Beth Mardutho
- Formation: 1996
- Founder: George Kiraz
- Founded at: Piscataway, New Jersey, United States
- Purpose: Education, research, archiving
- Location: Piscataway, New Jersey, United States;
- Official language: English Syriac
- Key people: George Kiraz
- Website: bethmardutho.org

= Beth Mardutho =

Educational organization in Piscataway, United States

Beth Mardutho (full name: Beth Mardutho: The Syriac Institute) is an American educational institute specializing in Syriac studies.

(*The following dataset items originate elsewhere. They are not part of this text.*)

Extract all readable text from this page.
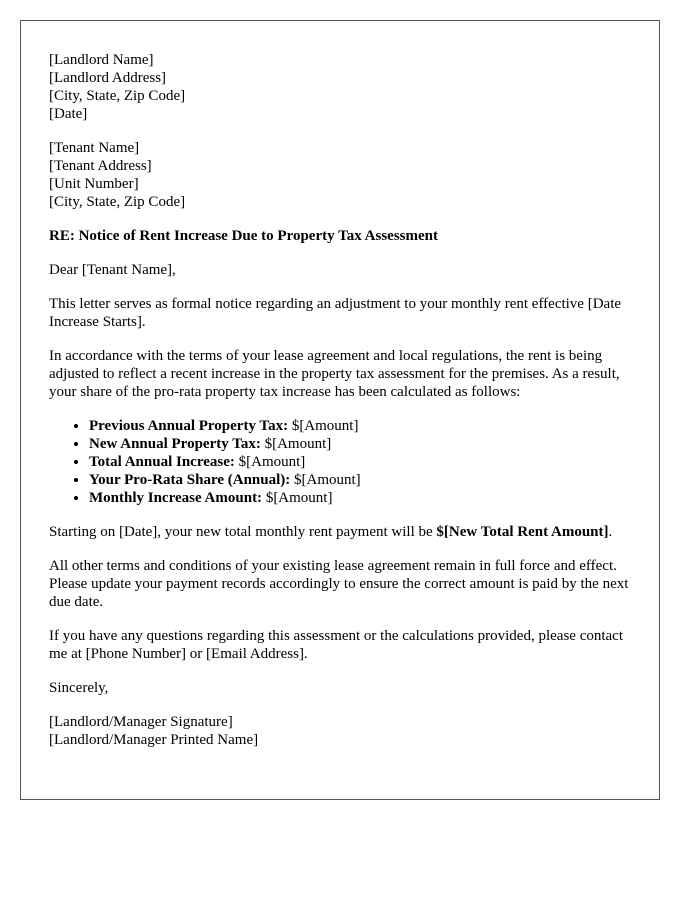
[Landlord Name]
[Landlord Address]
[City, State, Zip Code]
[Date]
[Tenant Name]
[Tenant Address]
[Unit Number]
[City, State, Zip Code]
RE: Notice of Rent Increase Due to Property Tax Assessment

Dear [Tenant Name],

This letter serves as formal notice regarding an adjustment to your monthly rent effective [Date Increase Starts].

In accordance with the terms of your lease agreement and local regulations, the rent is being adjusted to reflect a recent increase in the property tax assessment for the premises. As a result, your share of the pro-rata property tax increase has been calculated as follows:

• Previous Annual Property Tax: $[Amount]
• New Annual Property Tax: $[Amount]
• Total Annual Increase: $[Amount]
• Your Pro-Rata Share (Annual): $[Amount]
• Monthly Increase Amount: $[Amount]

Starting on [Date], your new total monthly rent payment will be $[New Total Rent Amount].

All other terms and conditions of your existing lease agreement remain in full force and effect. Please update your payment records accordingly to ensure the correct amount is paid by the next due date.

If you have any questions regarding this assessment or the calculations provided, please contact me at [Phone Number] or [Email Address].

Sincerely,

[Landlord/Manager Signature]
[Landlord/Manager Printed Name]
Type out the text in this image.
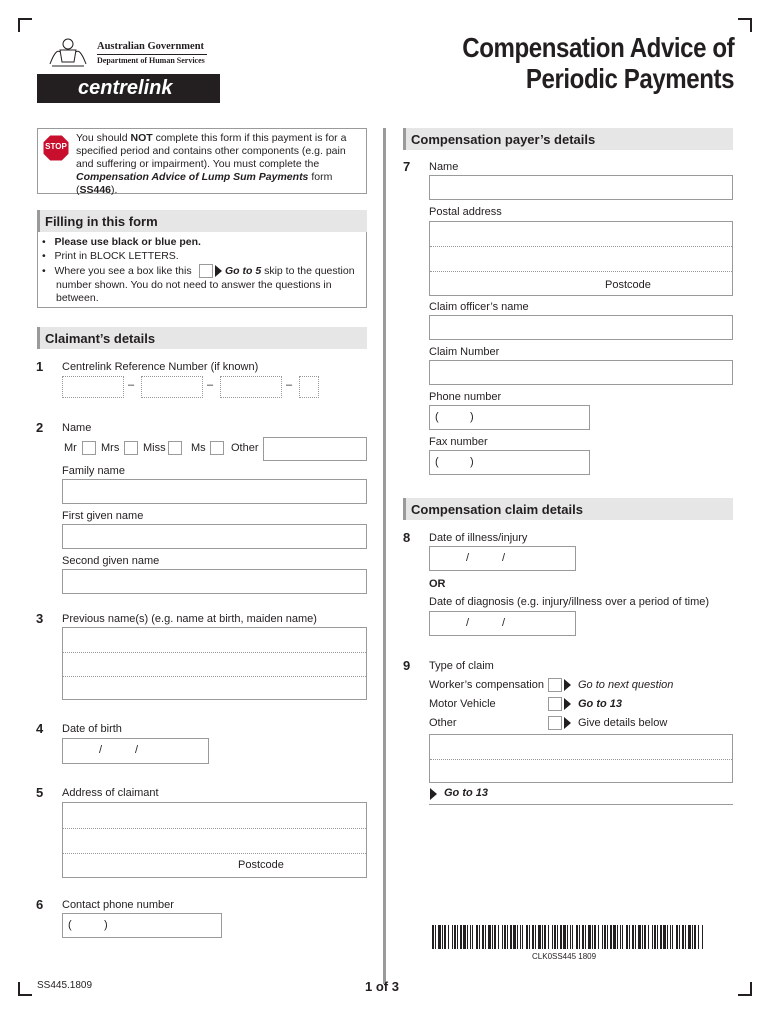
Australian Government
Department of Human Services
centrelink
Compensation Advice of
Periodic Payments
STOP
You should NOT complete this form if this payment is for a
specified period and contains other components (e.g. pain
and suffering or impairment). You must complete the
Compensation Advice of Lump Sum Payments form (SS446).
Filling in this form
•   Please use black or blue pen.
•   Print in BLOCK LETTERS.
•   Where you see a box like this	Go to 5 skip to the question
number shown. You do not need to answer the questions in
between.
Claimant’s details
1 Centrelink Reference Number (if known)
–	–	–
2 Name
Mr Mrs Miss Ms Other
Family name
First given name
Second given name
3 Previous name(s) (e.g. name at birth, maiden name)
4 Date of birth
/	/
5 Address of claimant
Postcode
6 Contact phone number
(	)
Compensation payer’s details
7 Name
Postal address
Postcode
Claim officer’s name
Claim Number
Phone number
(	)
Fax number
(	)
Compensation claim details
8 Date of illness/injury
/	/
OR
Date of diagnosis (e.g. injury/illness over a period of time)
/	/
9 Type of claim
Worker’s compensation	Go to next question
Motor Vehicle	Go to 13
Other	Give details below
Go to 13
CLK0SS445 1809
SS445.1809	1 of 3
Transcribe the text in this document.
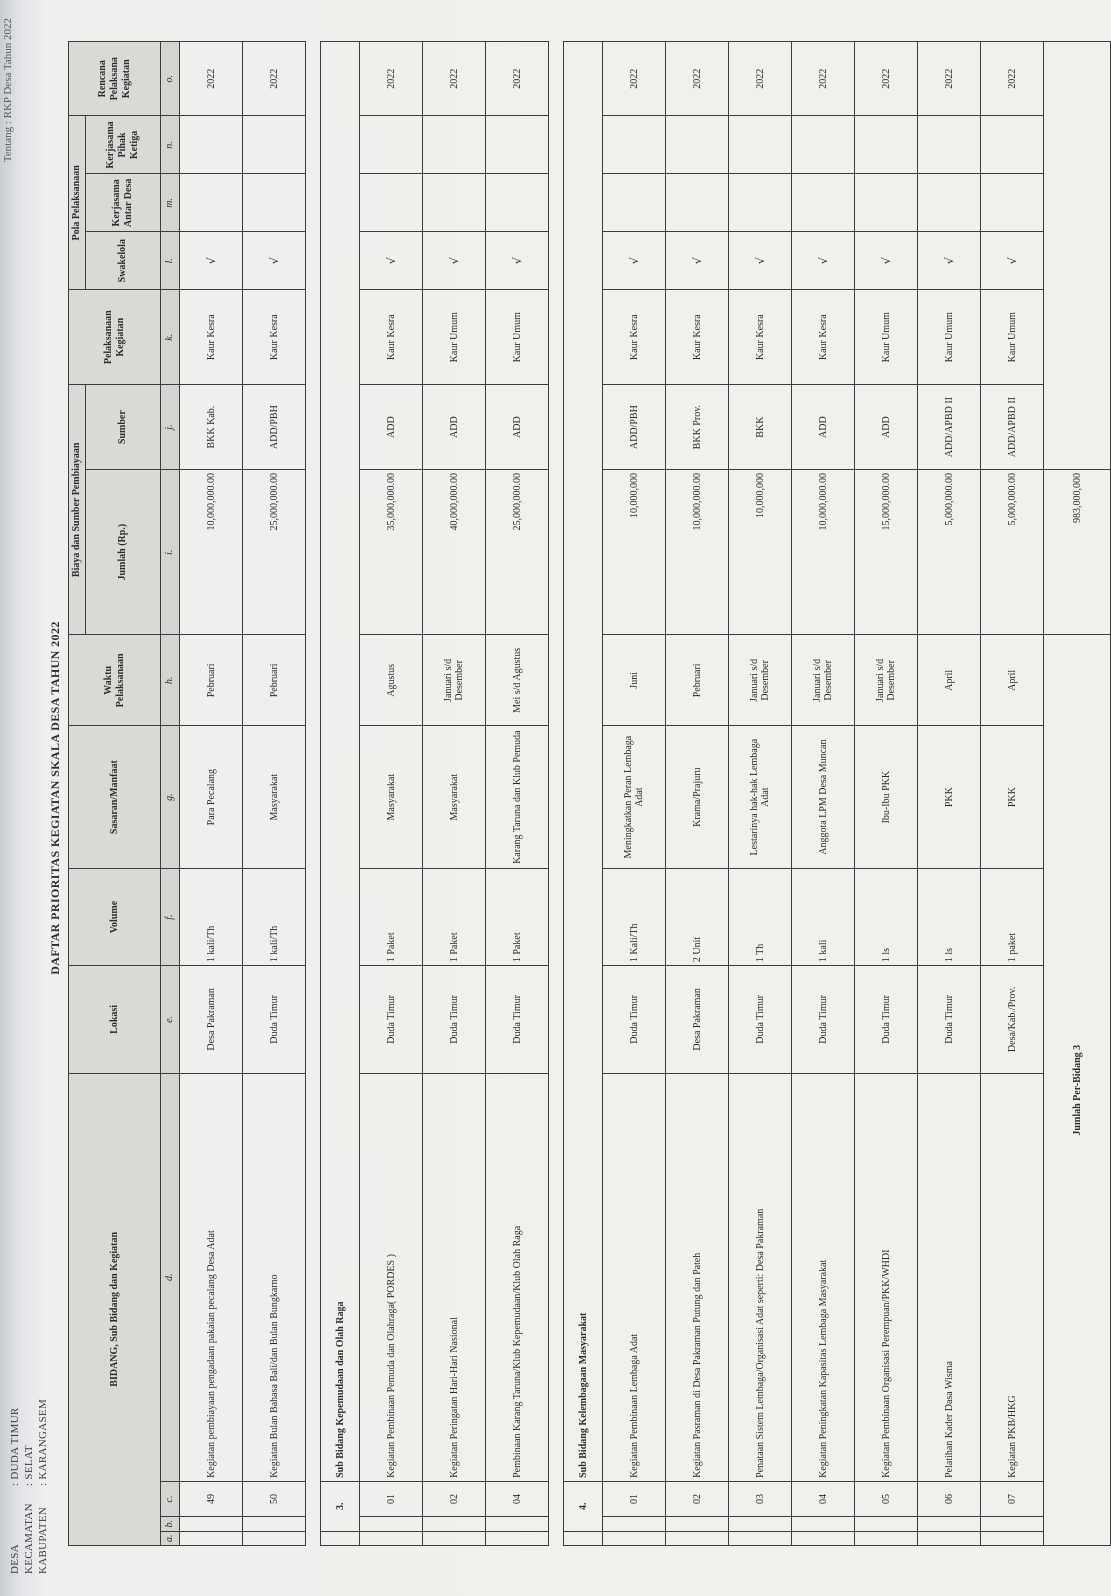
DESA: DUDA TIMUR
KECAMATAN: SELAT
KABUPATEN: KARANGASEM
Tentang : RKP Desa Tahun 2022
DAFTAR PRIORITAS KEGIATAN SKALA DESA TAHUN 2022
BIDANG, Sub Bidang dan Kegiatan				Lokasi	Volume	Sasaran/Manfaat	Waktu Pelaksanaan	Biaya dan Sumber Pembiayaan		Pelaksanaan Kegiatan	Pola Pelaksanaan			Rencana Pelaksana Kegiatan
								Jumlah (Rp.)	Sumber		Swakelola	Kerjasama Antar Desa	Kerjasama Pihak Ketiga	
a.	b.	c.	d.	e.	f.	g.	h.	i.	j.	k.	l.	m.	n.	o.
		49	Kegiatan pembiayaan pengadaan pakaian pecalang Desa Adat	Desa Pakraman	1 kali/Th	Para Pecalang	Pebruari	10,000,000.00	BKK Kab.	Kaur Kesra	√			2022
		50	Kegiatan Bulan Bahasa Bali/dan Bulan Bungkarno	Duda Timur	1 kali/Th	Masyarakat	Pebruari	25,000,000.00	ADD/PBH	Kaur Kesra	√			2022

	3.		Sub Bidang Kepemudaan dan Olah Raga											
		01	Kegiatan Pembinaan Pemuda dan Olahraga( PORDES )	Duda Timur	1 Paket	Masyarakat	Agustus	35,000,000.00	ADD	Kaur Kesra	√			2022
		02	Kegiatan Peringatan Hari-Hari Nasional	Duda Timur	1 Paket	Masyarakat	Januari s/d Desember	40,000,000.00	ADD	Kaur Umum	√			2022
		04	Pembinaan Karang Taruna/Klub Kepemudaan/Klub Olah Raga	Duda Timur	1 Paket	Karang Taruna dan Klub Pemuda	Mei s/d Agustus	25,000,000.00	ADD	Kaur Umum	√			2022

	4.		Sub Bidang Kelembagaan Masyarakat											
		01	Kegiatan Pembinaan Lembaga Adat	Duda Timur	1 Kali/Th	Meningkatkan Peran Lembaga Adat	Juni	10,000,000	ADD/PBH	Kaur Kesra	√			2022
		02	Kegiatan Pasraman di Desa Pakraman Putung dan Pateh	Desa Pakraman	2 Unit	Krama/Prajuru	Pebruari	10,000,000.00	BKK Prov.	Kaur Kesra	√			2022
		03	Penataan Sistem Lembaga/Organisasi Adat seperti: Desa Pakraman	Duda Timur	1 Th	Lestarinya hak-hak Lembaga Adat	Januari s/d Desember	10,000,000	BKK	Kaur Kesra	√			2022
		04	Kegiatan Peningkatan Kapasitas Lembaga Masyarakat	Duda Timur	1 kali	Anggota LPM Desa Muncan	Januari s/d Desember	10,000,000.00	ADD	Kaur Kesra	√			2022
		05	Kegiatan Pembinaan Organisasi Perempuan/PKK/WHDI	Duda Timur	1 ls	Ibu-Ibu PKK	Januari s/d Desember	15,000,000.00	ADD	Kaur Umum	√			2022
		06	Pelatihan Kader Dasa Wisma	Duda Timur	1 ls	PKK	April	5,000,000.00	ADD/APBD II	Kaur Umum	√			2022
		07	Kegiatan PKB/HKG	Desa/Kab./Prov.	1 paket	PKK	April	5,000,000.00	ADD/APBD II	Kaur Umum	√			2022
Jumlah Per-Bidang 3								983,000,000						
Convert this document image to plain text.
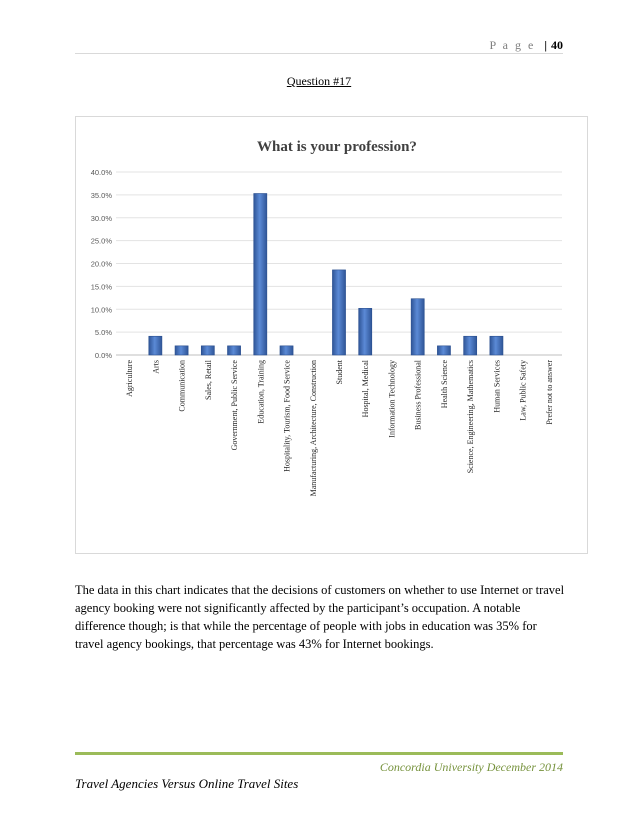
P a g e | 40
Question #17
What is your profession?
0.0%
5.0%
10.0%
15.0%
20.0%
25.0%
30.0%
35.0%
40.0%
Agriculture Arts Communication Sales, Retail Government, Public Service Education, Training Hospitality, Tourism, Food Service Manufacturing, Architecture, Construction Student Hospital, Medical Information Technology Business Professional Health Science Science, Engineering, Mathematics Human Services Law, Public Safety Prefer not to answer

The data in this chart indicates that the decisions of customers on whether to use Internet or travel agency booking were not significantly affected by the participant’s occupation. A notable difference though; is that while the percentage of people with jobs in education was 35% for travel agency bookings, that percentage was 43% for Internet bookings.

Concordia University December 2014
Travel Agencies Versus Online Travel Sites
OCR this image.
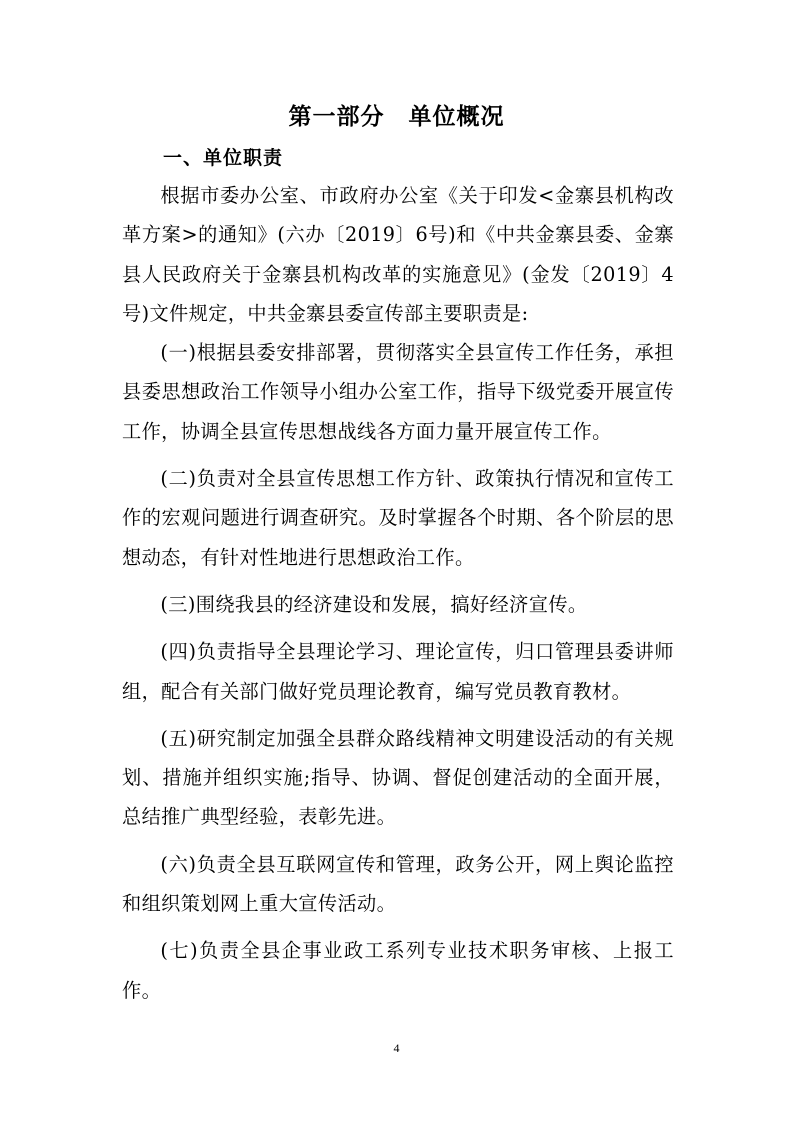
第一部分　单位概况
一、单位职责

根据市委办公室、市政府办公室《关于印发<金寨县机构改革方案>的通知》(六办〔2019〕6号)和《中共金寨县委、金寨县人民政府关于金寨县机构改革的实施意见》(金发〔2019〕4号)文件规定，中共金寨县委宣传部主要职责是:

(一)根据县委安排部署，贯彻落实全县宣传工作任务，承担县委思想政治工作领导小组办公室工作，指导下级党委开展宣传工作，协调全县宣传思想战线各方面力量开展宣传工作。

(二)负责对全县宣传思想工作方针、政策执行情况和宣传工作的宏观问题进行调查研究。及时掌握各个时期、各个阶层的思想动态，有针对性地进行思想政治工作。

(三)围绕我县的经济建设和发展，搞好经济宣传。

(四)负责指导全县理论学习、理论宣传，归口管理县委讲师组，配合有关部门做好党员理论教育，编写党员教育教材。

(五)研究制定加强全县群众路线精神文明建设活动的有关规划、措施并组织实施;指导、协调、督促创建活动的全面开展，总结推广典型经验，表彰先进。

(六)负责全县互联网宣传和管理，政务公开，网上舆论监控和组织策划网上重大宣传活动。

(七)负责全县企事业政工系列专业技术职务审核、上报工作。

4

Founded by George Kiraz, the institute is based in Piscataway, New Jersey, U.S.

==History==
The institute was originally informally founded by George A. Kiraz as the Syriac Computing Institute (SyrCOM) in 1992. SyrCOM was officially registered in 1996. In 2009, it was renamed as Beth Mardutho when Kiraz expanded the institute's activities beyond computational linguistics to include different aspects of Syriac studies.

Since 2014, the institute has been offering Syriac language summer courses.

==Projects==
Beth Mardutho's projects include:

- Digital Syriac Corpus
- Qoruyo (Syriac OCR and HTR project)
- e-GEDSH (online version of the Gorgias Encyclopedic Dictionary of the Syriac Heritage)

Beth Mardutho has collaborated with Princeton Theological Seminary (PTS) since 2011 to archive texts related to Syriac Christianity. It has worked with the Internet Archive to digitize various Syriac-related texts.

eBethArké, hosted by Rutgers University, is a Syriac digital library started by Beth Mardutho in 2000.